After a scouting trip in 2006, FBC Winterset did indeed engage the Lugbara in December of 2007 and entered into a formal three year partnership with the Waflers, the Caldwells and the International Mission Board (IMB). Since that time, the Caldwells have returned to the States and now live in Florida where they are leading their congregation to also partner with the IMB and the Waflers. In 2009, God called another young missionary family to join the Waflers in Arua. Doug and Kathryn Taylor, with their three children, packed up their belongings and moved to Africa. The strategy for reaching the Lugbara has “morphed” through the years. The last three years have seen progress made in using bible storying and the T4T (Training for Trainers) model to raise up a cadre of high school students who are leading small groups all throughout the Arua area. In 2010, FBC Winterset extended their partnership for another three years. Fusion teams have worked with the Waflers and Taylors as have several other mission volunteers from a handful of churches around the United States. In August of 2012 students at the Arua camp witnessed two students follow the Lord in believer’s baptism and after camp, four more students were baptized by a national pastor.
Recently, Stan was asked, “What does partnership mean to you?” He said:
First, partnership is about prayer. We do not have the strength or wisdom for this work apart from the power of God. We depend on committed, well informed churches who understand our people and our daily struggles to keep lifting us up in prayer. Second, partnership is about relationships. Partner churches are choosing to walk alongside us to see what we see and that brings encouragement, creative dialogue and ongoing deepening relationships with nationals.

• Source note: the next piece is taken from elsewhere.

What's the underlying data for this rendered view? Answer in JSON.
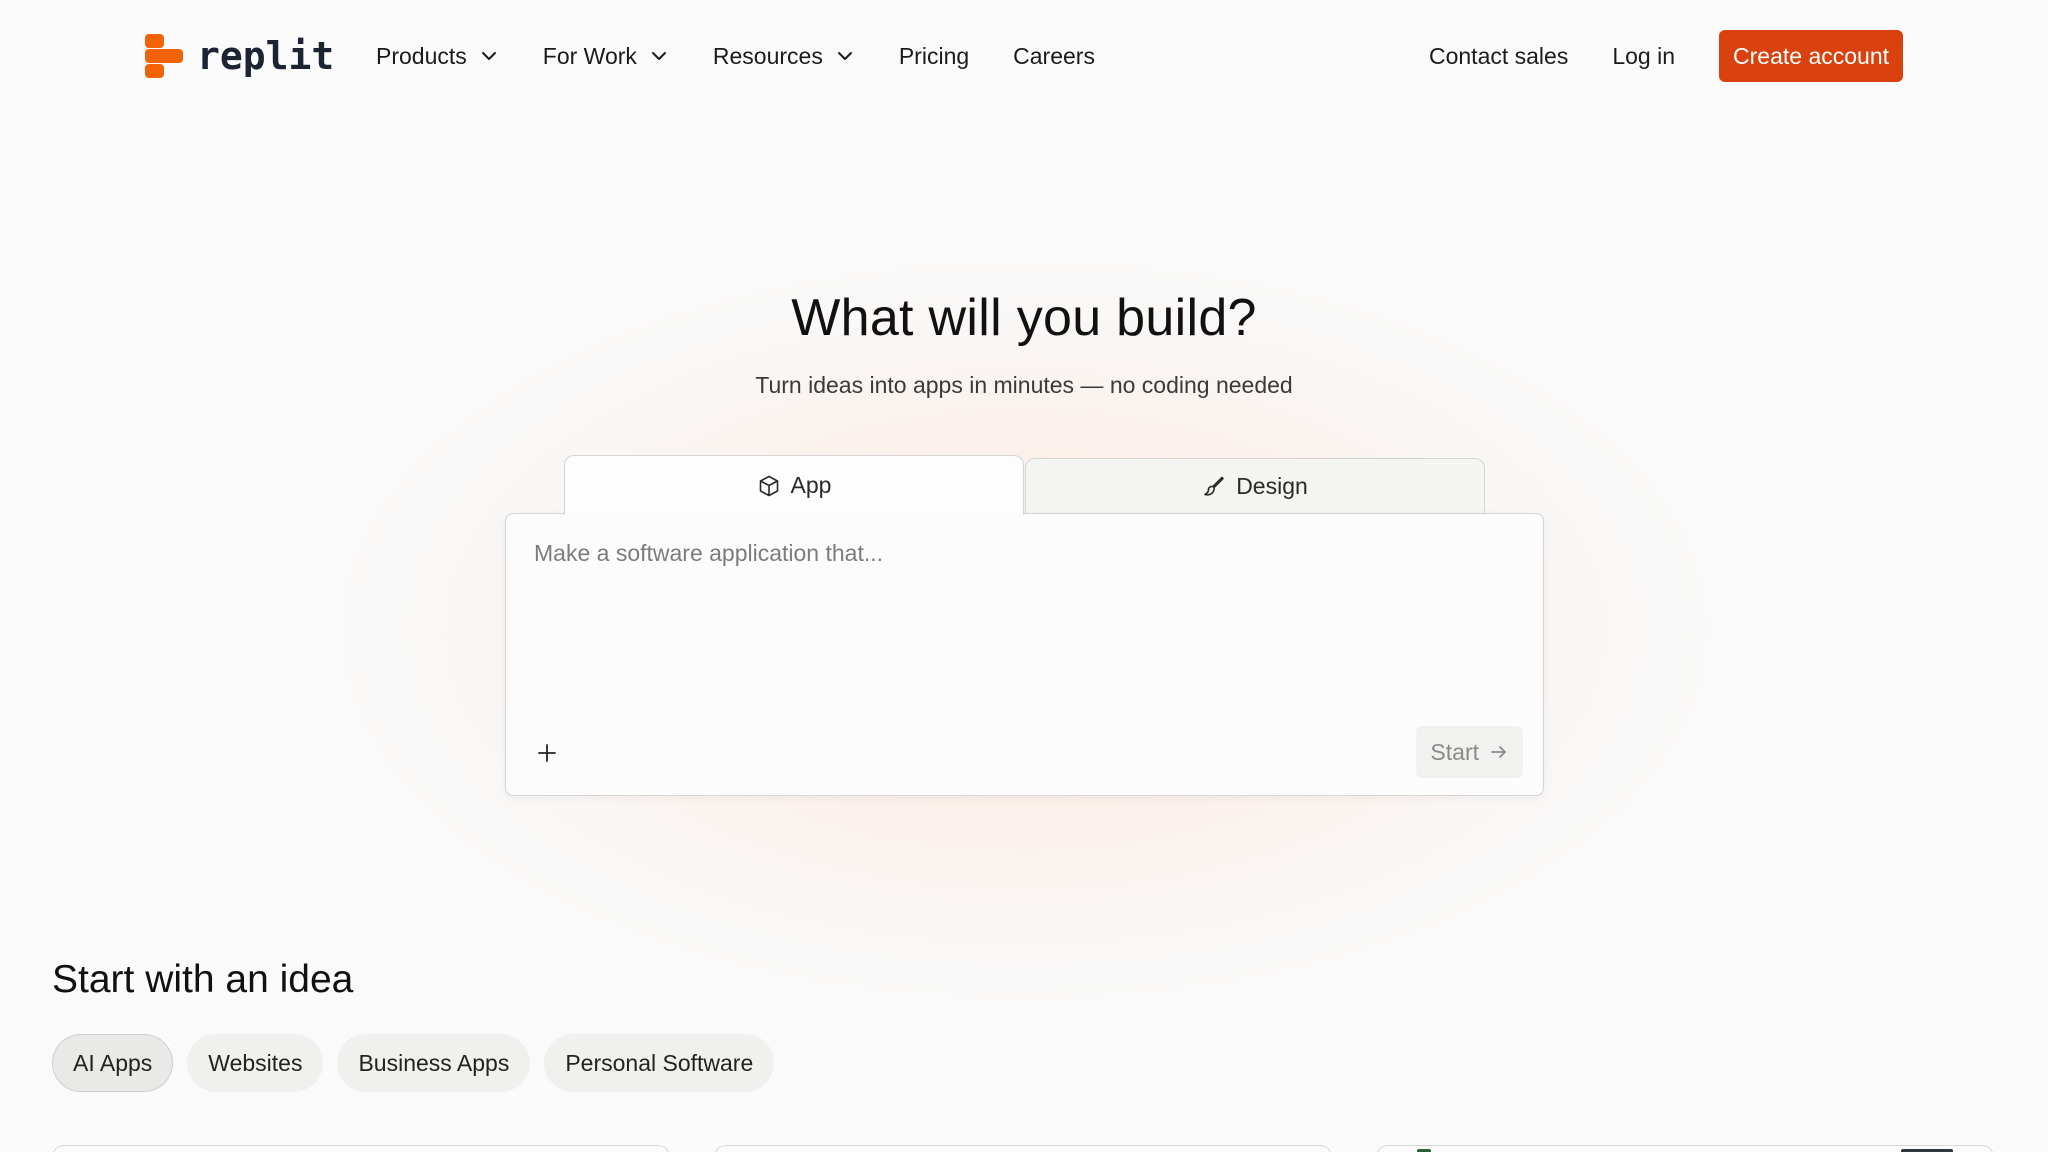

Third, partnership brings an intentional focus on lostness. This means partner churches are intentionally creating an environment in their church for specific training to prepare workers to invest their lives among the Lugbara for two weeks or longer. This intentionality allows us as missionaries to multiply our efforts because new workers are being trained year round. Partnership is surely a God-sized process we could never have planned because it demonstrates how God connects missionaries and churches with the lost people who need to hear the Gospel. All the glory goes to Him. Doors are opening, God is moving and “the best is yet to come!”